As The Guardian reported: Jérôme Fourquet of the pollsters Ifop said local elections were historically a way for the population to punish those in power. However, he said it would be difficult to interpret Sunday’s results because LREM, a fledgling party created to carry Macron to power in 2017, had few outgoing mayors. While Macron’s centrist party is dominating French politics at a national level, having fragmented the traditional right and left, it has little representation locally.
“LREM will score badly because it has no outgoing mayors to lose, it has to win,” Fourquet said. “And most French mayors come from the traditional right and left. This means, in terms of sanctioning those in power, it will not be easy to read.”
He added: “Nationally, there are two main forces in politics right now, the Rassemblement National and Macron. At a national level, Marine Le Pen is his main opponent. But these two forces are not present at a local level, where Les Républicains and the Parti Socialiste are most solid.”
The French city Perpignan on Sunday elected as mayor far-right candidate Louis Aliot, a former romantic partner of Le Pen, the Rassemblement National (RN) leader.
In a Monday analysis for The Local, Paris-based journalist John Lichfield argued that the triumph of the Greens in major cities “transforms the political landscape” but “it doesn’t mean that France will elect a Green President in 2022. The quarrelsome French Greens will find it hard to transfer their successes to national level.”
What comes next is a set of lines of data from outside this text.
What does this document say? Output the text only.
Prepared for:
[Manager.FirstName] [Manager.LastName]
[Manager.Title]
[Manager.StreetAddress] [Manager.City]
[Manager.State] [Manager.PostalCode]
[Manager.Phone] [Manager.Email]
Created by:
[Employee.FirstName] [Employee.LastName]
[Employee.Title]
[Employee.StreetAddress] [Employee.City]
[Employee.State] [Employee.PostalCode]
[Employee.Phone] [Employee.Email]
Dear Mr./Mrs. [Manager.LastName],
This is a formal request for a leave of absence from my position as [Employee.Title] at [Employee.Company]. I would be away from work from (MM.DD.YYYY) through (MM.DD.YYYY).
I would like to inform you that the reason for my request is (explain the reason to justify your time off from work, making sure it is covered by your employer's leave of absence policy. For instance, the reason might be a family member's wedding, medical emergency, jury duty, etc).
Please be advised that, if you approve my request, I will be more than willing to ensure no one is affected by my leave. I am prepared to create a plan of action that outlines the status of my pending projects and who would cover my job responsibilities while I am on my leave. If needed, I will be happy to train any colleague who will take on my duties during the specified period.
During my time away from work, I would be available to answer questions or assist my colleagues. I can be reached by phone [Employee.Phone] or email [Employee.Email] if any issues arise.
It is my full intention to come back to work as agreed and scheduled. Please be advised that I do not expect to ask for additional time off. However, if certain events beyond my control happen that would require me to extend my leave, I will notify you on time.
After detailing some of the major losses on Sunday, Lichfield wrote, “We are now in strange territory for French politics.” He explained:
Everything was once predictable. There were two main “families,” center-right and center-left, who took turns to govern, nationally and locally, in much the same way once they were in power. The whole two round system of elections was designed to reflect—and preserve—that status quo.
…The EELV may now emulate its green German sister party and take over the center-left lane in French politics from the divided Socialists. Even so, the dawn of the Greens threatens to add yet another competing “family” to a French political system designed for only two.
Lichfield made similar points in a series of tweets Sunday. Writer Benjamin Ramm responded by saying that “much of the important work done by the Greens is at municipal level. This is where they show that they can govern. And this in turn shapes the national landscape.”